TEMPO.CO, Jakarta - Koalisi Persatuan Rakyat Jakarta mendesak Gubernur DKI Jakarta Basuki Tjahaja Purnama alias Ahok mencabut Peraturan Gubernur Nomor 228 Tahun 2015 tentang Pengendalian Pelaksanaan Penyampaian Pendapat di Muka Umum. Pernyataan ini disampaikan di LBH Jakarta pada Jumat, 6 November 2015.
Salah satu anggota koalisi, Direktur Lembaga Bantuan Hukum Jakarta Alghifari Aqsa menjelaskan desakan ini muncul akibat penilaian terhadap terbitnya pergub yang mengancam demokrasi. "Pergub ini produk asal-asalan dan mengancam demokrasi," kata Alghifari dalam pernyataan pers.
"Ini memperlihatkan arogansi Ahok sebagai pejabat publik yang sewenang-wenang dan tidak tepat sasaran mengancam demokrasi," kata Alghifari.
Menurutnya, ada tiga hal dalam pergub tersebut yang mengancam demokrasi. Pertama, pasal 4 pergub tersebut mengatur unjuk rasa hanya diperbolehkan di tiga titik, yakni Parkir Timur Senayan, Alun-alun Demokrasi DPR-MPR, dan Silang Selatan Monumen Nasional. "Dalam UU 9 Nomor 1998, aksi diperbolehkan untuk pawai dan diperbolehkan di sembilan tempat, tapi di pergub ini hanya boleh tiga tempat," kata Alghifari.
Kedua, Alghifari mengatakan pasal 7 mengenai mediasi hanya dapat dilakukan oleh instansi pemerintah daerah dan satuan kerjanya. "Aksi kan tidak selalu ditujukan ke pemda saja, tapi juga lembaga negara lain di DKI Jakarta," katanya.
Ketiga, Alghifari menilai keberadaan fungsi TNI yang dapat membubarkan aksi semakin menguatkan peran dwifungsi tentara. "Akibatnya, tidak hanya dalam bidang pertahanan, tapi juga keamanan," kata dia.

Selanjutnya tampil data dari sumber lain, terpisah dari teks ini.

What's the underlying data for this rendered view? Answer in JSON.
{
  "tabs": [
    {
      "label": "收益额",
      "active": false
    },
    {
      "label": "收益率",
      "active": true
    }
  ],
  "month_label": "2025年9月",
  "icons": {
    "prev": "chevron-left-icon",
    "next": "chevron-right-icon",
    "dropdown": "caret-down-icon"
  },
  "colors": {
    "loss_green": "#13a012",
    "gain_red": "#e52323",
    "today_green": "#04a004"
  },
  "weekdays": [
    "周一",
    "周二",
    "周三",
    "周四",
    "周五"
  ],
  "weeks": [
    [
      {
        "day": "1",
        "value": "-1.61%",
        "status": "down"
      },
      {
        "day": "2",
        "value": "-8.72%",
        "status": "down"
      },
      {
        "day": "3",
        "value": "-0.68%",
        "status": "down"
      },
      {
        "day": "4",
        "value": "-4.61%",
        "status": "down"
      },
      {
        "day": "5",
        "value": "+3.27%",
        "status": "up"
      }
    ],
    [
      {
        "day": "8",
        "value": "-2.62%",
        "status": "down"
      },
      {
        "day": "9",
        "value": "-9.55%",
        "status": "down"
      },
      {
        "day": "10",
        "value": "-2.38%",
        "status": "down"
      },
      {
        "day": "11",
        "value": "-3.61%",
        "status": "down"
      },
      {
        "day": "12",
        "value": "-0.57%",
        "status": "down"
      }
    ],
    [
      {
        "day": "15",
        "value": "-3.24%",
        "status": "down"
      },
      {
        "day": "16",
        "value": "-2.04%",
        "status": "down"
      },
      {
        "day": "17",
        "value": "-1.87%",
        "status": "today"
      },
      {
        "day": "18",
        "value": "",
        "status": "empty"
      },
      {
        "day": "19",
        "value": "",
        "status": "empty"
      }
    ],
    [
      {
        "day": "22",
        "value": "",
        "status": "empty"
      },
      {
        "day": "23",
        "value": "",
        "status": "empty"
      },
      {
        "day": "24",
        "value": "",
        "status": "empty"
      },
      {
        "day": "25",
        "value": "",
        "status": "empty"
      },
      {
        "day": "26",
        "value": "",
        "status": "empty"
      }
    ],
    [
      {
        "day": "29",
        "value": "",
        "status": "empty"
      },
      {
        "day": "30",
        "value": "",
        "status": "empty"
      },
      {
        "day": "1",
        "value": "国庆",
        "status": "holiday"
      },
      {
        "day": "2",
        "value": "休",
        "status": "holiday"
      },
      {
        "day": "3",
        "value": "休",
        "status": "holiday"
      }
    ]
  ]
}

Alghifari mengatakan Persatuan Rakyat Jakarta dengan tegas tidak akan mengikuti peraturan gubernur ini. "Produk ini asal-asalan, bertentangan dengan undang-undang, dan mengancam demokrasi," ujarnya.
Peraturan Gubernur Nomor 228 Tahun 2015 tentang Pengendalian Pelaksanaan Penyampaian Pendapat di Muka Umun disahkan pada 28 Oktober 2015 lalu. Pergub ini dinilai banyak pihak cacat karena juga tidak melibatkan publik dalam penyusunannya.